A partir de aquel momento, ya no era la mujer de don Carlos, ya todos la conocían como la Señora Eulalia.
Estaba claro que la mujer era una sobreviviente, aprendió a llevar la inmensa fortuna, pues así lo quería Don Carlos, pues su capital mal gestionado sería la ruina de la gente del pueblo que, trabajando para él, lograban su sustento.
En aquellos años, si eterno eran los días en los que veía cómo su marido se apagaba poco a poco como una vela, más eternas eran las noches añorando el placer que él le daba. Mas nunca, por más que la lujuria campara por su cuerpo, le fue infiel. Hasta el día de su muerte.
Si el día que salió del prostíbulo le hubieran dicho que sentiría tanto la muerte de don Carlos, no se lo hubiera creído. Quedó destrozada, pero por respeto a su marido, sacó fuerzas de donde no las tenía y dirigió sus negocios todo lo mejor que pudo, como a él le hubiera gustado.

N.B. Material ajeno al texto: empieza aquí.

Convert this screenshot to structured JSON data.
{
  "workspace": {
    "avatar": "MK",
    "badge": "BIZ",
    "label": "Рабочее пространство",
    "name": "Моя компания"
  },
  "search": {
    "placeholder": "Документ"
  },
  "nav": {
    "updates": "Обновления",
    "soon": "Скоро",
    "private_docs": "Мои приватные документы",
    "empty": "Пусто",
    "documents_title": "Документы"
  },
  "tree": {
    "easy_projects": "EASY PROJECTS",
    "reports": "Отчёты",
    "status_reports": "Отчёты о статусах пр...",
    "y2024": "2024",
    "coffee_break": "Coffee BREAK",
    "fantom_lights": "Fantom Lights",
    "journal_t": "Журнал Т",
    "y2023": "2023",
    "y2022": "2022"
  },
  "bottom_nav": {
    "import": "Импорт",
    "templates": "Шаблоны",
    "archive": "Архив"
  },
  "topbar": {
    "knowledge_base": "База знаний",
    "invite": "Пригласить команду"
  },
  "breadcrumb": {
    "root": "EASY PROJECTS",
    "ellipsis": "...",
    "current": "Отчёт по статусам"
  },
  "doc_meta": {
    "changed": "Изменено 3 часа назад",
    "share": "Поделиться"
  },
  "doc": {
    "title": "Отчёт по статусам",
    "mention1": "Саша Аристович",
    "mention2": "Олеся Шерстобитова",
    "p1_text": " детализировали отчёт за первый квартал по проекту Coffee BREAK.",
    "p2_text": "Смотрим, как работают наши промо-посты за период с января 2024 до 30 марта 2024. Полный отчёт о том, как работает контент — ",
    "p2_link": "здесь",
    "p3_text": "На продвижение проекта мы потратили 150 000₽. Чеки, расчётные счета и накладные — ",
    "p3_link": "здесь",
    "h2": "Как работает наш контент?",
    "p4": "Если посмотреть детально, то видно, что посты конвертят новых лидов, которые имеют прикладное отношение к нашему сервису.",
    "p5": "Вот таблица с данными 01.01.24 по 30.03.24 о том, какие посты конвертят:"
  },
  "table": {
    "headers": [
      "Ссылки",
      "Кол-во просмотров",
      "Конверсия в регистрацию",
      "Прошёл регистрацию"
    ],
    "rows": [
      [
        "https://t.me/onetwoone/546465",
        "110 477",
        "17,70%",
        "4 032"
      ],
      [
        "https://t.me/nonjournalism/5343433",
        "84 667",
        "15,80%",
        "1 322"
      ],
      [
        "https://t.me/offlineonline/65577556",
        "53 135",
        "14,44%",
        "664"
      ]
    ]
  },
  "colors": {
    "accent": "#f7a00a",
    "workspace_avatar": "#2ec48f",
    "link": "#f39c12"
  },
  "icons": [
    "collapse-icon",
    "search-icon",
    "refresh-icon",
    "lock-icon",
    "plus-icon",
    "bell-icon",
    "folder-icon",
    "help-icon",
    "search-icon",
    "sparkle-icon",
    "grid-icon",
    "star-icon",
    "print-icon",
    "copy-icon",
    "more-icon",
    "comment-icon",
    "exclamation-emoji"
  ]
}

Pero a sus espaldas solo acumulaba treinta y cincos años. Y como toda mujer, tenía sus necesidades: sus pechos pedían ser acariciados, su culo era una bestia pidiendo guerra y, sobre todo, su chocho necesitaba ser profanado por una húmeda lengua.
Cansada de masturbarse, un día decidió que ya era hora de que le regaran el huerto, y para ello quién mejor que el jardinero. El hombre demostró tener más ganas que ella de una sesión de sexo.
Aunque disfrutó de los placeres de la carne con el embrutecido jardinero, la discreción no era una de las cualidades de su improvisado amante.
A los pocos días, todo el mundo en el pueblo era conocedor de su desliz. Y todo el mundo, incluía a la traicionada esposa.
En aquel momento, la Señora Eulalia descubrió el poder de la riqueza en toda su magnitud: pese a que todos murmuraban, como siempre, a sus espaldas, nadie le hacía un mal gesto, aunque, como en el caso de la mujer del jardinero, la rabia se la reconcomiera por dentro.
Si bien las miradas reprobatorias no cesaron, a la acaudalada dama no le molestaron, parecía gustarle ser el centro de atención de todos. De las mujeres, por la envidia y rabia que les suscitaba, y de los hombres, por el deseo que despertaba en ellos.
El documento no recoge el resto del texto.